Dorman also discussed the need for Westminster, which boasts a 98% placement rate for its graduates, to continue to enhance its internship programs while serving as an economic engine to our economy and the region. "This potential program, if successful, would enhance our success in not only helping our students build a transcript, but help them build a resume as well."
He also examined Westminster's need to define and assess outcomes while reinforcing its commitment to professional growth.
Dorman began his Westminster presidency on July 1. He previously served as vice president for institutional advancement at Otterbein University since 1996 and oversaw the most successful fund raising in Otterbein's history.
He was assistant vice president for development (1994-1996) and director of health sciences development (1990-1994) at the University of Louisville; an executive with the Penn State Alumni Association (1987-1990); director of marketing for Prestige Expositions (1983-1987); and director of choral activities at Red Lion Area (Pa.) High School (1975-1979).
Dorman earned an undergraduate degree in music education from Susquehanna University, a master's in counseling/college student personnel services and his doctorate in higher education administration from The Pennsylvania State University.
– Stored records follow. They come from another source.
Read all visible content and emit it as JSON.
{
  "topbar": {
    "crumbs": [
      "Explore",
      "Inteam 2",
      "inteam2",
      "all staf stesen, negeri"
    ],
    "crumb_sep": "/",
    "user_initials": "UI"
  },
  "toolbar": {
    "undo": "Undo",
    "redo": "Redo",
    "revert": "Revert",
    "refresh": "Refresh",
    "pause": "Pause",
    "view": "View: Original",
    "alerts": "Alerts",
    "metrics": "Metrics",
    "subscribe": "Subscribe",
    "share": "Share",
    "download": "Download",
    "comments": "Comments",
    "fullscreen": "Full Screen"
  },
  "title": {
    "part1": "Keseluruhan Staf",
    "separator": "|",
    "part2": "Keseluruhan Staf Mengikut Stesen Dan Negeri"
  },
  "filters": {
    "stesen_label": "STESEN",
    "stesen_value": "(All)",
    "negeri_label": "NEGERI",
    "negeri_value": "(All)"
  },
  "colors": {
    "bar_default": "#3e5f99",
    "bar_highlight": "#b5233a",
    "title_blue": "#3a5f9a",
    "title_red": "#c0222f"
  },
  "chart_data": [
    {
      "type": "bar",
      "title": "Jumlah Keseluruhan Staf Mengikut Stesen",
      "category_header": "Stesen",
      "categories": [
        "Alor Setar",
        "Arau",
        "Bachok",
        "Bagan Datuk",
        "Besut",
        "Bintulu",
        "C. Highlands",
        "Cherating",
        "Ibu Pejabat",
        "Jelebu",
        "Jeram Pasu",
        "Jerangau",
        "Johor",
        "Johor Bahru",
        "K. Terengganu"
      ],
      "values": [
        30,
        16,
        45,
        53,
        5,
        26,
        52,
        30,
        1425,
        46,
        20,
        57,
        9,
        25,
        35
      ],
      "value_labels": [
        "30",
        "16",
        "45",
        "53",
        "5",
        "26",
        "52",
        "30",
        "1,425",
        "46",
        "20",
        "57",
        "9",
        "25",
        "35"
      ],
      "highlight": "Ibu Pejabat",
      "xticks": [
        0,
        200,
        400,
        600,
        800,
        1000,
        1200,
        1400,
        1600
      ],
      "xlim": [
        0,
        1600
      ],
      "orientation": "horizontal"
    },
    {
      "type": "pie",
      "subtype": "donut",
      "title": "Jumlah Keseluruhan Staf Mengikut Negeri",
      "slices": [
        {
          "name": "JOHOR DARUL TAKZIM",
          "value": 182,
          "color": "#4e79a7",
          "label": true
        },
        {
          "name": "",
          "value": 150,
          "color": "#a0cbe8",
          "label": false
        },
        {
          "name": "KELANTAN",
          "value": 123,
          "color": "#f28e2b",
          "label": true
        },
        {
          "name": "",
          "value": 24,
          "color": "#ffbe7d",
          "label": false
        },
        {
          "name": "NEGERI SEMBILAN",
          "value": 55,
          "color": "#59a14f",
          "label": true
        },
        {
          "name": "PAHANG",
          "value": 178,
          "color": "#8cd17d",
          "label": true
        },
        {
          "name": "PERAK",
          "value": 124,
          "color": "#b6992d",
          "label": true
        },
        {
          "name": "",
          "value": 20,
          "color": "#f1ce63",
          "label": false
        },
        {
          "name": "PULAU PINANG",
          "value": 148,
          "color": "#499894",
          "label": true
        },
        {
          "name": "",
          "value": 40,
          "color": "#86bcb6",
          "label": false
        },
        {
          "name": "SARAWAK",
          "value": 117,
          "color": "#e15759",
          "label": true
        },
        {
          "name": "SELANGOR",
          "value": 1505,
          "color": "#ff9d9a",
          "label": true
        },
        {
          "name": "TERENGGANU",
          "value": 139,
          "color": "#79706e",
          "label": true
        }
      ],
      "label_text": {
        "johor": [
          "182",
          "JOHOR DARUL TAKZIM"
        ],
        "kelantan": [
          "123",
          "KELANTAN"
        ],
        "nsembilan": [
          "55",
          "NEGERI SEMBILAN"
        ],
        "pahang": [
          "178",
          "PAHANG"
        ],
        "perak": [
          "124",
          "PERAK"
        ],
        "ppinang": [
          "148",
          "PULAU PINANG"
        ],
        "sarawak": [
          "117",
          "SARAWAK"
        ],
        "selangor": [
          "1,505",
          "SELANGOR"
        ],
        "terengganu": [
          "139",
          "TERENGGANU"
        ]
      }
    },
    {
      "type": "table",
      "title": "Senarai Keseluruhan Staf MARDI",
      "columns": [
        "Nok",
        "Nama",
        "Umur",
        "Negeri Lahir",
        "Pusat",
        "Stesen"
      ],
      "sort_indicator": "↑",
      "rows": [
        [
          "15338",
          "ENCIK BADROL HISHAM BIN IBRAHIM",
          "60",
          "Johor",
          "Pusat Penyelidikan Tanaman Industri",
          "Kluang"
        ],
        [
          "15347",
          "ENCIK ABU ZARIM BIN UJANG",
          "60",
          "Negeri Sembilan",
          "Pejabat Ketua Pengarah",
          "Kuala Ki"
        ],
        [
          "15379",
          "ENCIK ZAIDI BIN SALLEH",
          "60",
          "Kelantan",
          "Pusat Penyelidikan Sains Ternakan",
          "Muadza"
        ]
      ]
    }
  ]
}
He is a member and elder in the Presbyterian Church (USA) and is active in the community, having served a number of leadership positions in civic, service, and educational organizations.
Dorman and his wife, Beverly, are the parents of a son, Daniel, and a daughter, Kelly.
Visit http://www.westminster.edu/about/president/president_overview.cfm for additional information about Dr. Dorman.
Saturday's ceremony included vocal and instrumental selections from Westminster's student choirs and ensembles; and an academic processional of Westminster faculty, administrative staff, Board of Trustees, and delegates from other colleges and universities.
The Rev. Dr. David G. Dawson, a 1969 Westminster graduate and executive presbyter of Shenango Presbytery, gave the invocation.
Inspirational readings were presented by Jeannette Hubbard, Westminster director of diversity services, and Kayla M. Withers, a junior sociology major from Conneaut Lake.
Perspectives on Westminster were given by: Dr. Alan G. Gittis, Westminster professor of psychology and chair of the faculty; Student Government Association President Ashley L. Carnahan, a senior business administration major from Greensburg; Westminster College Alumni Council President Melissa Ruefle Spencer, a 1998 Westminster graduate; administration representative Donald E. Shelenberger, a 1971 Westminster graduate and College business manager; and Connie C. Davis, president of the Westminster College Support Staff Organization.
Westminster trustee Leonard M. Carroll, who chaired the presidential search committee, offered reflections on the Westminster presidency; Debora Swatsworth Foster, a 1974 Westminster graduate and chair of the Board of Trustees, conducted the installation; and vice chair of the Board of Trustees John T. Weisel, a 1979 Westminster graduate, gave closing remarks.
Dr. James T. Harris III, president of Widener University, introduced Dr. Dorman for his inaugural address.
The invocation was given by the Rev. James R. Mohr II, Westminster chaplain.
About Westminster College...
Founded in 1852 and related to the Presbyterian Church (U.S.A.), Westminster College is ranked 15th among liberal arts colleges, according to the Washington Monthly 2007 Annual College Guide. Westminster is a national leader in graduation rate performance, according to U.S. News Guide to America's Best Colleges, and is one of the most affordable national liberal arts colleges in Pennsylvania. Westminster is also honored as one of "The Best 368 Colleges" and "Best in the Northeast" by The Princeton Review, and was recognized by the Templeton Guide as a "Character Building College."
Nearly 1,600 undergraduate and graduate students benefit from individualized attention from dedicated faculty while choosing from 41 majors and nearly 100 organizations on the New Wilmington, Pa., campus.